The walk into the party alone was the hardest walk of my life. The path up to the house, seeing people through the windows laughing and milling around and knowing I had to walk in there by myself, put on my happy face and in a relaxed manner start to make light conversation with others magnified my solitude. I was alone.
I remember once, actually not long ago, like honestly, I think it was last year, yeah, last year, I was invited to a party. When I got the invite I thought to myself, I’ve come so far in these past four years, I want to go, alone! So I rsvp’d with an affirmative. “Thank you for the invitation. Sounds fun. Looking forward to it!” My response will be seen by all invited on the evite, so be excited. I had come so far. Yeah, I’d come so far that as the day of the party arrived, I didn’t want to go anymore. Yep, back to that. Typical of me that every time I rsvp’d that I’d attend, when the day arrived I didn’t want to anymore.
Well, this time I decided to go even though I didn’t want to. But I decided something else. That if I didn’t feel comfortable or wasn’t having a good time that I wouldn’t stay. I didn’t have to please anyone but me. I decide when I leave. I don’t have to wait for my husband to be ready to go. I don’t have to stay to make others think I’m doing so well. I felt empowered telling myself that I would leave when I wanted to leave.

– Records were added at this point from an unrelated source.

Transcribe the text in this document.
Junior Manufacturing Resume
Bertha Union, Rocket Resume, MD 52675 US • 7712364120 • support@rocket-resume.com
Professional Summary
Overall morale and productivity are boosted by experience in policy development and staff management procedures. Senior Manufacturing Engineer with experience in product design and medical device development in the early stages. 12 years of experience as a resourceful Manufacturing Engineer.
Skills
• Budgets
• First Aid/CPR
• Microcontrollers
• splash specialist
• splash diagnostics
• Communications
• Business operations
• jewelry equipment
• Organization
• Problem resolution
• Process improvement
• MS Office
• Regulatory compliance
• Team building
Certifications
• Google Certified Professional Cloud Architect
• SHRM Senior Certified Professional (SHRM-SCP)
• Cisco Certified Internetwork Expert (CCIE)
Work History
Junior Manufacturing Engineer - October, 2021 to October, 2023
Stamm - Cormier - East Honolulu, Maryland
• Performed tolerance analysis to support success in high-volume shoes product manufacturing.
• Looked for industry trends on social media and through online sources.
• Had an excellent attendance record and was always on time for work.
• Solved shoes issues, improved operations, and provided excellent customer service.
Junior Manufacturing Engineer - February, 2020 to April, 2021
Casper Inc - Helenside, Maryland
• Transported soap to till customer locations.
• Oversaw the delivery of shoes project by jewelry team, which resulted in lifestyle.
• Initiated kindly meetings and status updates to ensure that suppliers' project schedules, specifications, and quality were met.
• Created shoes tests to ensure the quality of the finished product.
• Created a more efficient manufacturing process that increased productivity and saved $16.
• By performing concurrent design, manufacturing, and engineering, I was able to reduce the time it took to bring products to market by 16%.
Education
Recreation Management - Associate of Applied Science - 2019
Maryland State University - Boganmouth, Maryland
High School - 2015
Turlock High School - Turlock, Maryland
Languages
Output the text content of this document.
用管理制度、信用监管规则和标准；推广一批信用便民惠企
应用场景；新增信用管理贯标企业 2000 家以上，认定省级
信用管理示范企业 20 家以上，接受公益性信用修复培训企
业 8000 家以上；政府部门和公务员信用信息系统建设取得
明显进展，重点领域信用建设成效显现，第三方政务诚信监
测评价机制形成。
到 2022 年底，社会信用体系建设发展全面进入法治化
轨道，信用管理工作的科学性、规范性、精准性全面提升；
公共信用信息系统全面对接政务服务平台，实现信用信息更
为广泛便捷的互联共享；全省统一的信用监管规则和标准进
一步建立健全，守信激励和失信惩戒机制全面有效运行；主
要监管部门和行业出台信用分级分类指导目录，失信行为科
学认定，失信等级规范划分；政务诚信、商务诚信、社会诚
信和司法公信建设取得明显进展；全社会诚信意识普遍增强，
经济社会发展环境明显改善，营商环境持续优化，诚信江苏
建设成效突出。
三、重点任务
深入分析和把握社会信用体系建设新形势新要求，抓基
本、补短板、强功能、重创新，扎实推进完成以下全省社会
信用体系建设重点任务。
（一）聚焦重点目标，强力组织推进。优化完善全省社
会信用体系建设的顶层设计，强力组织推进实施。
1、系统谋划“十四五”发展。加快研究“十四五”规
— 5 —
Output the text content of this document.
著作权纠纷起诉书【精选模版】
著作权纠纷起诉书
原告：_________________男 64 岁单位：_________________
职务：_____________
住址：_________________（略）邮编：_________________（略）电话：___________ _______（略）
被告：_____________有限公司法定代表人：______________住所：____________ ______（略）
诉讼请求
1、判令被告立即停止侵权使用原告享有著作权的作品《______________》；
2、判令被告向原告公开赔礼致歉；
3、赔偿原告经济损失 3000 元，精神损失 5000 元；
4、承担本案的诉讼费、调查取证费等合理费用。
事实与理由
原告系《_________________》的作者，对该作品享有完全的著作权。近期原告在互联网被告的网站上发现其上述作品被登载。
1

And would you believe I left 20 minutes after I arrived. I walked in, made small talk with a couple of people, and then I looked around and didn’t see any friends that I could walk up to easily and talk with, so I left. I felt a little foolish walking back out the front door without saying goodbye to the hostess, but I did it. I thought it would be the walk of shame. Look at her unable to manage a party. It’s been four years, get over it already. But instead it was the walk of empowerment. I walked right back out the front door, as the party was just revving up, with my head held high. I walked down the front walkway with a bounce in my step. I climbed right back in my car, my seat still warm, as I recall or maybe I just want to say that to emphasize how short a time I stayed. And I didn’t feel so all alone in that moment. I had me. I was looking forward to going home and spending the evening with me. Maybe even having over some company, my good friends Ben and Jerry.